|New York City Ballet|
The Balanchine Centennial Celebration continues with New York City Ballet’s 2004 winter repertory season, from 6 January through 29 February 29. During this eight-week season, New York City Ballet will perform 17 ballets that explore Balanchine’s classical heritage and early influences, as well as several of his own early works. The winter season will also include the Centennial Celebration’s first new ballet, a world premiere by Broadway director and choreographer Susan Stroman in a tribute to Balanchine’s legendary contributions to the Broadway stage.
Balanchine’s first appearance on any stage was in St. Petersburg as a bug in a theatrical production of Shakespeare’s A Midsummer Night’s Dream. As a tribute to that debut, New York City Ballet will begin its exploration of Balanchine’s heritage on 6 January 2004 with the choreographer’s own production of A Midsummer Night’s Dream. Choreographed in 1962, A Midsummer Night’s Dream was the first original, full-length story ballet created in America.
On 22 January 2004, to mark the actual centennial of Balanchine’s birth, New York City Ballet will perform a one-time-only program consisting of three of Balanchine’s most important early works: Apollo, Serenade, and Prodigal Son.
Other early works created in America that will be performed during the winter season include Concerto Barocco, choreographed in 1941, and included on New York City Ballet’s first performance, which took place on October 11, 1948, at New York’s City Center Theater.
The winter season exploration of Balanchine’s heritage will also include Tschaikosvsky Piano Concerto No. 2, which Balanchine choreographed in 1941 for American Ballet Caravan. Created as a tribute to St. Petersburg, Petipa, and Tschaikovsky, the ballet was originally titled Ballet Imperial and featured classical tutus and a backdrop painted to resemble a scenic view of the Imperial Russian capital. In 1973 Balanchine restaged the ballet without the elaborate production elements, and renamed it Tschaikovsky Piano Concerto No. 2.

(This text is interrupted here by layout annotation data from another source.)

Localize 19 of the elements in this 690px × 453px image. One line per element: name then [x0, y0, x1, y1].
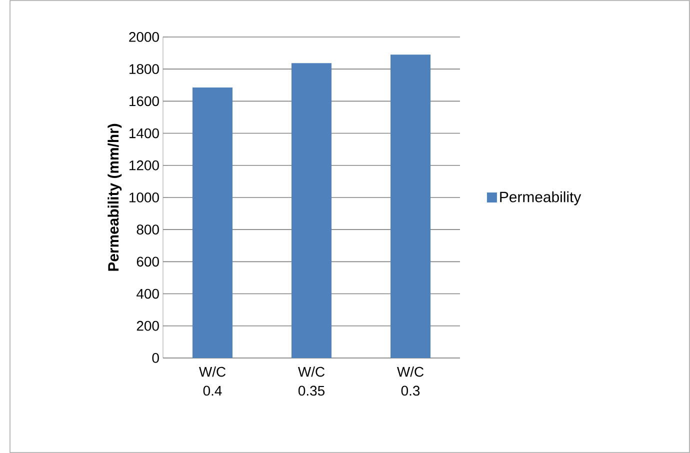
y-tick-label: 800: [136, 224, 159, 235]
y-tick-label: 1600: [130, 96, 159, 106]
bar: [192, 88, 233, 358]
y-tick-label: 1800: [130, 64, 159, 74]
x-tick-label: W/C 0.3: [397, 366, 424, 396]
bar: [292, 63, 332, 358]
y-tick-label: 1200: [130, 160, 159, 170]
legend-label: Permeability: [500, 191, 582, 206]
y-tick-label: 200: [136, 320, 159, 331]
bar: [390, 54, 431, 358]
x-tick-label: W/C 0.4: [199, 366, 226, 396]
y-tick-label: 600: [136, 256, 159, 267]
y-tick-label: 0: [152, 353, 159, 363]
y-tick-label: 2000: [129, 32, 159, 42]
x-tick-label: W/C 0.35: [298, 366, 325, 396]
y-axis-title: Permeability (mm/hr): [108, 124, 122, 271]
y-tick-label: 1400: [130, 128, 159, 138]
y-tick-label: 400: [136, 288, 159, 299]
y-tick-label: 1000: [130, 192, 159, 202]
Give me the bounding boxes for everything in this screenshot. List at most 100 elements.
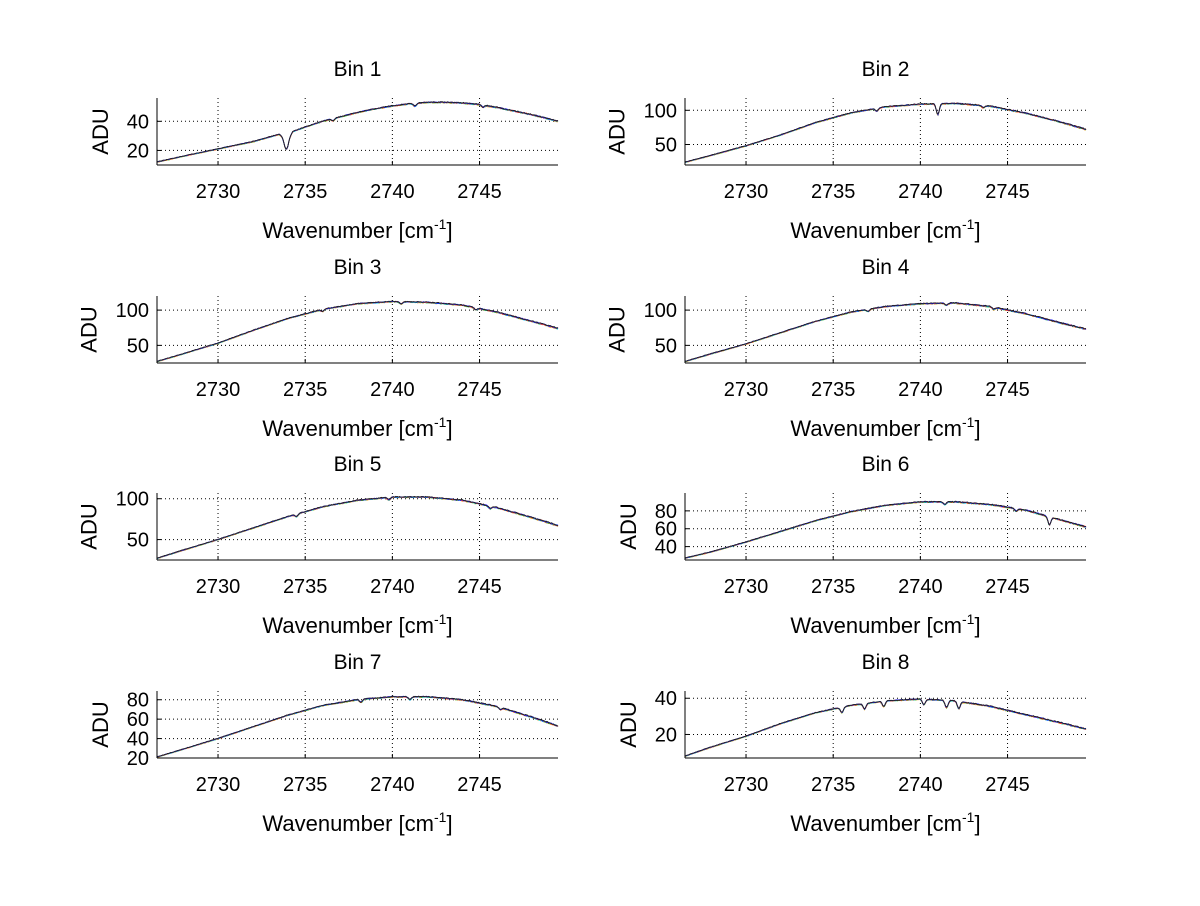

The winter season will also include Balanchine’s Jewels, which he created in 1967 at New York City Ballet’s new home, the New York State Theater at Lincoln Center, which was built for Balanchine and NYCB. The first plotless, full-evening ballet ever created, Jewels consists of three acts – Emeralds, Rubies, and Diamonds which pay tribute to the three countries that played such important roles in Balanchine’s creative life: France (Emeralds), America (Rubies), and Russia (Diamonds).
New York City Ballet has not performed Jewels since 1999, and for Balanchine 100: The Centennial Celebration, the ballet will be presented as a major revival, featuring new set designs by Peter Harvey, who was Balanchine’s original designer for Jewels.